Они, наверно, не знакомы даже,

А может, внук ему парнишка тот,—

Не все равно ли?

Будущее наше

Здесь, как солдат, почетный пост несет.

Пути-дороги озирая смело,

Грядущее у памятной черты

Стоит на страже ленинского дела.

Стоит на страже ленинской мечты!


1948

РЯБИНА. Перевод Я.Серпина

Там, где нефтью пахнет глина,

Возле вышки буровой,

Одинокий куст рябины

Приподнялся над травой.

Что в нем проку? Только мастер,

Безответный паренек,

Над собою был не властен —

Обойти его не мог.

Как умолкнет вечер звонкий,

Росной влагою омыт,—

Черноглазая девчонка

У рябины той стоит.

Мнет цветастую косынку

И глядит исподтишка,

Как пустынная тропинка

Прочь уводит паренька.

Хоть бы вымолвила слово!

Но стоит она одна

Возле деревца густого,

Молчалива и грустна...

Вот и лето пролетело,

На рябине — сочный цвет;

Бродит в сердце сок тот спелый,

А ему — исхода нет.

Только снится парню ночью,

Будто девичья рука

Гроздь рябины к сердцу хочет

Дотянуть издалека...

Клин уходит журавлиный,

Лес прощается с листвой;

Отцветает куст рябины

Возле вышки буровой...


1953

КАВКАЗСКАЯ КАЛИНА. Перевод Я.Серпина

Из цикла стихов «У друзей»

Кавказские горы не схожи с Уралом:

Здесь камни и те по-иному лежат,

И круче дороги к заснеженным скалам,

И зори позднее, и раньше закат,

И бури бурливей, и уже долины...

Но вот улыбнулся балкарец Керим

И подал мне красные гроздья калины,

Что густо росла над обрывом крутым.

Калина!
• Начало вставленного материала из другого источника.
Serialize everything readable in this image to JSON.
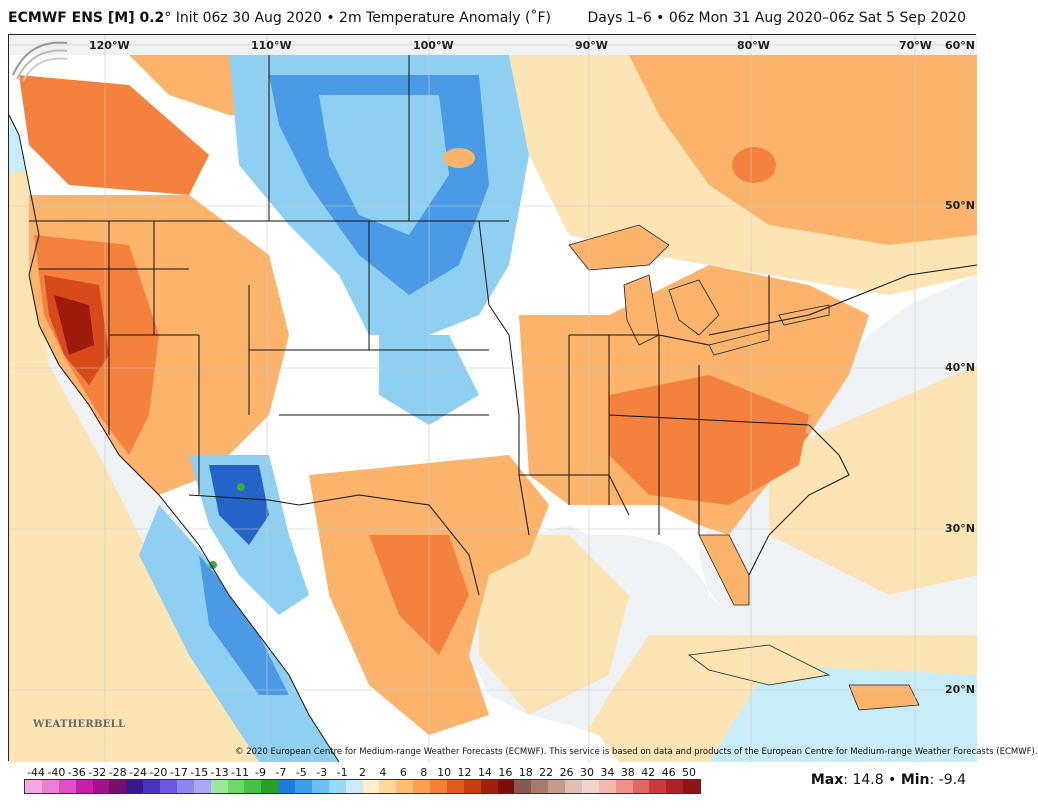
{
  "header": {
    "model": "ECMWF ENS [M] 0.2",
    "init": "° Init 06z 30 Aug 2020 • 2m Temperature Anomaly (˚F)",
    "period": "Days 1–6 • 06z Mon 31 Aug 2020–06z Sat 5 Sep 2020"
  },
  "map": {
    "lon_labels": [
      "120°W",
      "110°W",
      "100°W",
      "90°W",
      "80°W",
      "70°W"
    ],
    "lat_labels": [
      "60°N",
      "50°N",
      "40°N",
      "30°N",
      "20°N"
    ],
    "copyright": "© 2020 European Centre for Medium-range Weather Forecasts (ECMWF). This service is based on data and products of the European Centre for Medium-range Weather Forecasts (ECMWF).",
    "logo": "WEATHERBELL",
    "colors": {
      "ocean": "#f4f6f8",
      "land": "#ffffff",
      "warm1": "#fde4b4",
      "warm2": "#fcb46c",
      "warm3": "#f4813e",
      "warm4": "#d84a1c",
      "hot": "#9e1a0a",
      "cool1": "#c8ecf8",
      "cool2": "#8fd0f2",
      "cool3": "#4a9ae6",
      "cool4": "#2464c8",
      "green": "#3caa46"
    }
  },
  "legend": {
    "ticks": [
      "-44",
      "-40",
      "-36",
      "-32",
      "-28",
      "-24",
      "-20",
      "-17",
      "-15",
      "-13",
      "-11",
      "-9",
      "-7",
      "-5",
      "-3",
      "-1",
      "2",
      "4",
      "6",
      "8",
      "10",
      "12",
      "14",
      "16",
      "18",
      "22",
      "26",
      "30",
      "34",
      "38",
      "42",
      "46",
      "50"
    ],
    "colors": [
      "#f4a8e6",
      "#ec7ed8",
      "#e04ec8",
      "#c81ea8",
      "#a01488",
      "#72126a",
      "#3a1a8a",
      "#4a32c2",
      "#6a5ae2",
      "#8c86ee",
      "#aaaaf4",
      "#9ae89a",
      "#6cd86c",
      "#46c046",
      "#2aa02a",
      "#1c7ed8",
      "#3c9ee8",
      "#6cc0f2",
      "#9ad8f8",
      "#c8ecfa",
      "#fff0c8",
      "#ffd8a0",
      "#ffbe78",
      "#fda052",
      "#f47e32",
      "#e45a1e",
      "#c83c12",
      "#a4200a",
      "#7a1008",
      "#8a5a50",
      "#a87868",
      "#c89a8a",
      "#e0beb4",
      "#f0d4cc",
      "#f4b8b0",
      "#ec908a",
      "#e06864",
      "#cc3c3c",
      "#b02222",
      "#901414"
    ],
    "max_label": "Max",
    "max_value": ": 14.8",
    "sep": " • ",
    "min_label": "Min",
    "min_value": ": -9.4"
  }
}
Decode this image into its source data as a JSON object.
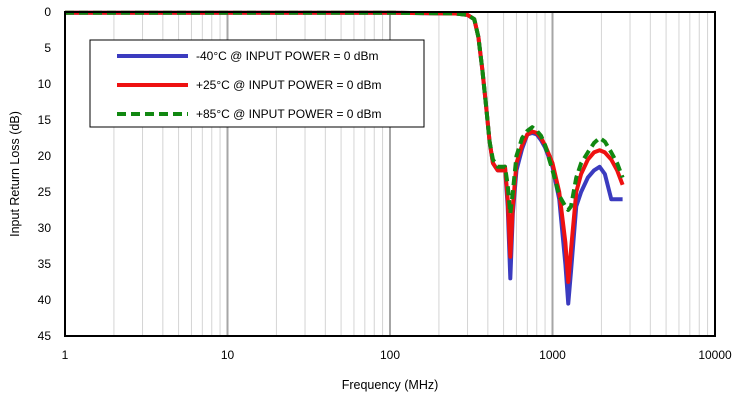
{
  "chart_data": {
    "type": "line",
    "xlabel": "Frequency (MHz)",
    "ylabel": "Input Return  Loss (dB)",
    "x_scale": "log",
    "xlim": [
      1,
      10000
    ],
    "ylim": [
      0,
      45
    ],
    "y_inverted": true,
    "x_ticks": [
      1,
      10,
      100,
      1000,
      10000
    ],
    "x_tick_labels": [
      "1",
      "10",
      "100",
      "1000",
      "10000"
    ],
    "y_ticks": [
      0,
      5,
      10,
      15,
      20,
      25,
      30,
      35,
      40,
      45
    ],
    "y_tick_labels": [
      "0",
      "5",
      "10",
      "15",
      "20",
      "25",
      "30",
      "35",
      "40",
      "45"
    ],
    "grid": true,
    "legend_position": "top-left",
    "series": [
      {
        "name": "-40°C @ INPUT POWER = 0 dBm",
        "color": "#3b3bbf",
        "dash": "solid",
        "points": [
          [
            1,
            0.1
          ],
          [
            10,
            0.1
          ],
          [
            100,
            0.1
          ],
          [
            250,
            0.2
          ],
          [
            300,
            0.4
          ],
          [
            330,
            1.0
          ],
          [
            350,
            3.5
          ],
          [
            370,
            8
          ],
          [
            390,
            13
          ],
          [
            410,
            18
          ],
          [
            430,
            21
          ],
          [
            460,
            22
          ],
          [
            490,
            22
          ],
          [
            510,
            21.5
          ],
          [
            530,
            27
          ],
          [
            550,
            37
          ],
          [
            570,
            28
          ],
          [
            600,
            22
          ],
          [
            650,
            19
          ],
          [
            700,
            17
          ],
          [
            750,
            16.8
          ],
          [
            800,
            17
          ],
          [
            850,
            17.8
          ],
          [
            900,
            18.8
          ],
          [
            1000,
            21.5
          ],
          [
            1100,
            26
          ],
          [
            1200,
            35
          ],
          [
            1250,
            40.5
          ],
          [
            1300,
            36
          ],
          [
            1400,
            27
          ],
          [
            1500,
            25
          ],
          [
            1650,
            23
          ],
          [
            1800,
            22
          ],
          [
            1950,
            21.5
          ],
          [
            2100,
            22.5
          ],
          [
            2300,
            26
          ],
          [
            2500,
            26
          ],
          [
            2700,
            26
          ]
        ]
      },
      {
        "name": "+25°C @ INPUT POWER = 0 dBm",
        "color": "#ee1111",
        "dash": "solid",
        "points": [
          [
            1,
            0.1
          ],
          [
            10,
            0.1
          ],
          [
            100,
            0.1
          ],
          [
            250,
            0.2
          ],
          [
            300,
            0.4
          ],
          [
            330,
            1.0
          ],
          [
            350,
            3.5
          ],
          [
            370,
            8
          ],
          [
            390,
            13
          ],
          [
            410,
            18
          ],
          [
            430,
            21
          ],
          [
            460,
            22
          ],
          [
            490,
            22
          ],
          [
            510,
            21.5
          ],
          [
            530,
            26
          ],
          [
            550,
            34
          ],
          [
            570,
            27
          ],
          [
            600,
            21
          ],
          [
            650,
            18.5
          ],
          [
            700,
            17
          ],
          [
            750,
            16.6
          ],
          [
            800,
            16.8
          ],
          [
            850,
            17.5
          ],
          [
            900,
            18.5
          ],
          [
            1000,
            21
          ],
          [
            1100,
            25
          ],
          [
            1200,
            32
          ],
          [
            1250,
            37.5
          ],
          [
            1300,
            33
          ],
          [
            1400,
            25
          ],
          [
            1500,
            22.5
          ],
          [
            1650,
            20.5
          ],
          [
            1800,
            19.5
          ],
          [
            1950,
            19.2
          ],
          [
            2100,
            19.5
          ],
          [
            2300,
            20.5
          ],
          [
            2500,
            22
          ],
          [
            2700,
            24
          ]
        ]
      },
      {
        "name": "+85°C @ INPUT POWER = 0 dBm",
        "color": "#118811",
        "dash": "dashed",
        "points": [
          [
            1,
            0.1
          ],
          [
            10,
            0.1
          ],
          [
            100,
            0.1
          ],
          [
            250,
            0.2
          ],
          [
            300,
            0.4
          ],
          [
            330,
            1.0
          ],
          [
            350,
            3.5
          ],
          [
            370,
            8
          ],
          [
            390,
            13
          ],
          [
            410,
            18
          ],
          [
            430,
            20.5
          ],
          [
            460,
            21.5
          ],
          [
            490,
            21.5
          ],
          [
            510,
            21.5
          ],
          [
            530,
            24
          ],
          [
            550,
            28
          ],
          [
            570,
            25
          ],
          [
            600,
            20
          ],
          [
            650,
            17.5
          ],
          [
            700,
            16.5
          ],
          [
            750,
            16
          ],
          [
            800,
            16.5
          ],
          [
            850,
            17.2
          ],
          [
            900,
            18.5
          ],
          [
            1000,
            22
          ],
          [
            1100,
            25.5
          ],
          [
            1200,
            27
          ],
          [
            1250,
            27.5
          ],
          [
            1300,
            27
          ],
          [
            1400,
            23
          ],
          [
            1500,
            21
          ],
          [
            1650,
            19.5
          ],
          [
            1800,
            18.2
          ],
          [
            1950,
            17.5
          ],
          [
            2100,
            18
          ],
          [
            2300,
            19.5
          ],
          [
            2500,
            21
          ],
          [
            2700,
            23
          ]
        ]
      }
    ]
  }
}
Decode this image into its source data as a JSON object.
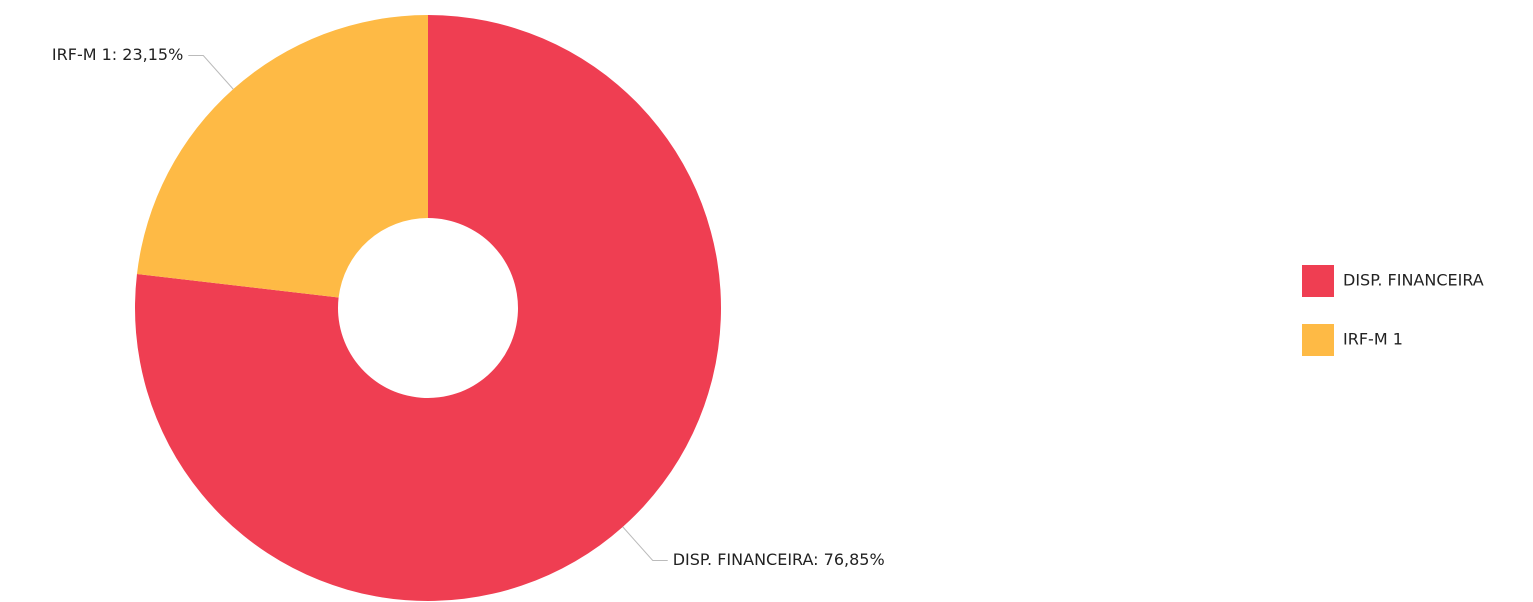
{
  "chart_data": {
    "type": "donut",
    "categories": [
      "DISP. FINANCEIRA",
      "IRF-M 1"
    ],
    "values": [
      76.85,
      23.15
    ],
    "value_labels": [
      "DISP. FINANCEIRA: 76,85%",
      "IRF-M 1: 23,15%"
    ],
    "colors": [
      "#ef3e52",
      "#feba45"
    ],
    "legend": "right"
  }
}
Краса и примета Урала,

Ласкающий сердце рубиновый цвет,

Какими судьбами ко мне ты попала?

И наша разлука — была или нет?

Не схожи с Уралом Кавказские горы,

Но я забываю невольно о том,

Представив, какие связала просторы

Знакомая веточка кровным родством!


1958

СЕМАКИН ВЛАДИМИР КУЗЬМИЧ

Родился в 1922 году в городе Глазове Удмуртской АССР.

В 1940 году поступил в Удмуртский педагогический институт, но во время войны ушел работать на завод.

Окончил вуз уже после войны. Преподавал литературу. В 1958 году окончил Литературный институт имени А. М. Горького.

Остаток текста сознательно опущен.